Ruth, I think, got it right, as we heard in our first reading. It would have been so easy for her to have gone home to her own people, as her sister-in-law did. She could have done so – her mother-in-law suggested she did. But she could see her mother-in-law's need. Naomi had lost her husband; her sons had married “out” of the Jewish faith, and then they, too had died. She was all alone in the world. But Naomi said, “No, I won't go away; let me stay with you and go with you, adopt your people and your God as my own.” And she did, and ended up first seducing and then marrying Boaz, who was related to her former husband's family, and thus supposed, by Jewish law, to marry her if possible. But it was due to her love for Naomi, and her refusal to let her go home by herself, that this all happened. And Ruth's several-times-great grandson was, of course, King David, and thus Ruth became an ancestor of Jesus.

---oo0oo---

But there is one final thing to notice about the commandments. We are required to love our neighbour as we love ourselves. Now loving ourselves is, very often, the difficult bit. It's all too easy to have the wrong kind of self-love, the kind that says “Me, me, me” all the time and demands its own way – the absolute opposite, in fact, of the love that St Paul speaks about in 1 Corinthians. You can't love your neighbour – or God, either, for that matter – if you are full of that sort of self-love.

But then there is the equal and opposite problem – we don't value ourselves enough. We don't really like ourselves, we have a big problem with self-image, we are not what the French call “comfortable in our own skins”. And often it is the people who appear most self-absorbed, most unable to love others, who are the most wounded inside, and who are totally not comfortable with themselves. And again, it is only through the love of God, and by the power of the Holy Spirit, that we can be made whole, and thus enabled to love ourselves and other people, as we should.

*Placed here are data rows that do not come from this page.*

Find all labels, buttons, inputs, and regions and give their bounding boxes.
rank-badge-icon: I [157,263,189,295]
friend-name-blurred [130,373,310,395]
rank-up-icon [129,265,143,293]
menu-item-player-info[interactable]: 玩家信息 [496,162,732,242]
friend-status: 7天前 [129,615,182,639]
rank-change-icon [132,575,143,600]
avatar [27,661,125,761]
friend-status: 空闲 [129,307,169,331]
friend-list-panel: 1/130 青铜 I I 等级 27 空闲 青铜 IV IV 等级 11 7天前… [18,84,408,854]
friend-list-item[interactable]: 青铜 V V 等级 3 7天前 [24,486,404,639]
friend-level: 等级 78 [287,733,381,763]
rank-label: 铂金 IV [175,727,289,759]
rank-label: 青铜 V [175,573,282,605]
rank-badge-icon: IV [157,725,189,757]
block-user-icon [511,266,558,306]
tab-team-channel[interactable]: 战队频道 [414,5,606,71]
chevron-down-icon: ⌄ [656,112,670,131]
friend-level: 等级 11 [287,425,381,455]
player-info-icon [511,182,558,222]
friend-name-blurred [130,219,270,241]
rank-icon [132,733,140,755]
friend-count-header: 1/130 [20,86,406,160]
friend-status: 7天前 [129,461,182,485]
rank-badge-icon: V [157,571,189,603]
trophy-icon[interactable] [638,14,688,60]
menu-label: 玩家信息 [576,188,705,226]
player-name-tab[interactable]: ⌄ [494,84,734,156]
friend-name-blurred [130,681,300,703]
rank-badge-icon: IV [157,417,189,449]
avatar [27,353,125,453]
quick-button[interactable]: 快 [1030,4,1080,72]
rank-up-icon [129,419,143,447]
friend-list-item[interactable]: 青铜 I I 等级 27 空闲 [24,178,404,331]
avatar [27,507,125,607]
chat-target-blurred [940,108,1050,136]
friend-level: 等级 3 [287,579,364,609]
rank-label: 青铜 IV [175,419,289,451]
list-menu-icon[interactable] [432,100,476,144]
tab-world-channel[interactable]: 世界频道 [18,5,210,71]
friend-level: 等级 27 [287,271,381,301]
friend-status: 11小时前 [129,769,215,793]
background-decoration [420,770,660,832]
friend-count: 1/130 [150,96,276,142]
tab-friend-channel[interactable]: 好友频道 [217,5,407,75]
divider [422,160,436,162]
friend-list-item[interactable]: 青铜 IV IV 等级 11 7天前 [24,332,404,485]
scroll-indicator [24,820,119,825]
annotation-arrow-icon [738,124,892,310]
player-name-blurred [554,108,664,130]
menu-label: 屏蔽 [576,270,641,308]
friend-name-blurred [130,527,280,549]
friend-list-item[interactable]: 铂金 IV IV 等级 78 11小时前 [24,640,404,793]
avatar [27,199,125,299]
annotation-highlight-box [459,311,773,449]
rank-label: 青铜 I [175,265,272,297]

So really, it's all one – we love, because God first loved us; we can't love God without also loving our neighbours; we can't love our neighbours unless we love ourselves – or, at the very least, have a healthy self-image, which amounts to the same thing; and we can't love ourselves unless we are aware that God loves us!
So the important thing, as it always is, is to be open to God's love more and more; to continue to be God's person; and to continue to be open to be being made more and more the person God designed us to be. To be fully human is to be fully God's person. Amen.